FORTY-TWO-YEAR-OLD writer-director Fred Schepisi is definitely the most controversial and arguably the most talented of all Australian filmmakers. With only three feature films to his name, he’s won an international reputation as a sensual visual poet and an intrepid explorer of volatile subject matter. He’s viewed as an individualistic outsider — with good reason. He not only wrote and directed his first feature, The Devil’s Playground (1976), but promoted it and distributed it down under virtually all by himself. This tragicomic study of life in a Marist seminary swept the Australian Film Awards and finally opened in New York in 1981 to rave renews. Schepisi’s next film, the incendiary The Chant of Jimmie Blacksmith (1978), from the novel by Thomas Keneally, outraged home audiences with its frank depiction of racial violence in nineteenth-century Australia but was also hailed by American critics as a masterwork. Schepisi’s first American movie, a visually arresting, spirited western, Barbarosa, has yet to open outside the South and Southwest. Its distributor, Universal Pictures, chose to market it regionally as a conventional shoot-’em-up instead of premiering it in the major northern cities to take advantage of Schepisi’s large critical following. Though the film stars both Willie Nelson and Gary Busey at their best, Universal is now debating whether to open it elsewhere or cut its losses. When I met Schepisi a few weeks after the movie’s regional opening, he spoke quite frankly about its failure to find an audience.

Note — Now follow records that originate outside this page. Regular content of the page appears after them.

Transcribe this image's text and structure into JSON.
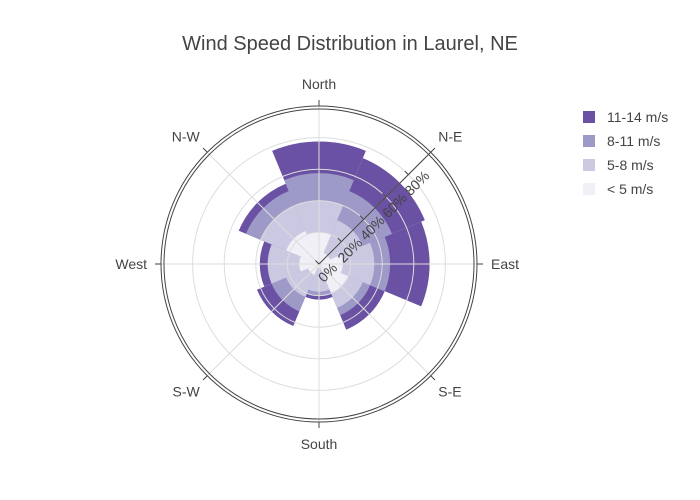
{
  "chart_data": {
    "type": "barpolar",
    "title": "Wind Speed Distribution in Laurel, NE",
    "directions": [
      "North",
      "N-E",
      "East",
      "S-E",
      "South",
      "S-W",
      "West",
      "N-W"
    ],
    "radial_ticks": [
      "0%",
      "20%",
      "40%",
      "60%",
      "80%"
    ],
    "radial_range": [
      0,
      100
    ],
    "radial_axis_angle_deg": 45,
    "grid": true,
    "legend_position": "right",
    "series": [
      {
        "name": "11-14 m/s",
        "color": "#6a51a3",
        "values": [
          77.5,
          72.5,
          70.0,
          45.0,
          22.5,
          42.5,
          37.5,
          55.0
        ]
      },
      {
        "name": "8-11 m/s",
        "color": "#9e9ac8",
        "values": [
          57.5,
          50.0,
          45.0,
          35.0,
          20.0,
          32.5,
          30.0,
          50.0
        ]
      },
      {
        "name": "5-8 m/s",
        "color": "#cbc9e2",
        "values": [
          40.0,
          30.0,
          35.0,
          30.0,
          17.5,
          22.5,
          32.5,
          40.0
        ]
      },
      {
        "name": "< 5 m/s",
        "color": "#f2f0f7",
        "values": [
          20.0,
          7.5,
          15.0,
          20.0,
          2.5,
          7.5,
          12.5,
          22.5
        ]
      }
    ]
  }
}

Why is Barbarosa in trouble?
I think the problem is that Universal didn’t like the film. Studios are able to convey their feelings to everyone who sees a film. They had an exhibitors’ screening in New York and managed to make it quite clear that they were not keen on the film and that it was not high on their list of priorities. Both trade reviews led off by saying the film would be difficult to market. That’s no coincidence.
I was in advertising myself, so I’m not just speaking as a director. I think the people who didn’t like the film wanted to be proved right They want to think they’re good marketers. But a good marketer is a person who’s able to take a difficult film, figure out what its audience is and how to reach that audience, and then market it. These days, everyone is after the big one. No one’s content with a modest success.
What attracted you to Barbarosa in the first place?
It has this roguish, picaresque quality, and it allows me to examine hatred as a catalyst for uniting people. The Mexicans unite against Barbarosa the way the American people united against the Ayatol-lah Khomeini.
All your films are about what unites and separates different cultures.
Arthur Dignam, an actor who played in The Devil’s Playground, told me I always deal with individuals outside of a system who are struggling to become part of a system and yet remain individuals. I guess that’s right. On the one hand, I’m conservative — I’m suspicious of extremist factions in society. On the other hand, I’m an-tiauthoritarian and against institutions.
The Devil’s Playground, which is, in some ways, critical of the Catholic church, contains a real respect for ritual.
Rules and regulations are usually set up for good reasons. When I was running my own business (a film production company specializing in commercials), a-couple of university people studied it as an example of open management. As long as people did their jobs, that was it. We all shared in the goodies. Well, I cannot tell you. One man came in drunk. I lost some people. One man came in crying, saying, “I’m becoming a bum. You’ve got to tell me what to da” I had to become a benevolent dictator. But you have to create a balance. You can’t let regulations become rigid.
Why do you think Jimmie Blacksmith upset Australians?
Australians are basically racist, and they are able to avoid facing it because most Australians live in cities. The black populations that remain, that weren’t killed off, are either confined to a specific suburb or live in country towns or right outside of country towns. So most Australians can live a whole lifetime and never come into contact with blacks on any day-to-day basis. They can have very liberal attitudes without ever having to put them to the test.This film put them to the test.
There are some visual similarities between Barbarosa and Blacksmith.
The running scenes are somewhat similar. But in Blacksmith, all the shots of the aborigines were directed to look as if they grew out of the landscape. The whites in the movies were shot as if they were alien to the landscape: up and out, so that they were fighting against it, and there was violence in everything they did. Barbarosa is shot differently, except for the Mexican banditos all tucked down in the canyons. There are two things I tried to do visually: to show you the beauty of the countryside as it looked to Barbarosa — he does stay there because he likes the joint; and to convey the reality beneath the surface — that it’s harsh and rocky and thorny, that it hurts.
What bothers you the most about American movie making?
You spend more time making deals than you do making the films. You don’t get to make many of the films you work on, and if you do, there are so many compromises along the way that the film you make is very different from the film you agreed to make. Fighting with the powers that be can be depleting for an artist
But if what you say about hate is true, then artists could band together against the businessmen.
Well, I hope it’s not true., I hope there are greater motivating forces than hate. The ayatollah united this country, but.so did the U.S. Olympic hockey team. When they won the gold medal, I’d never seen such a national explosion of joy!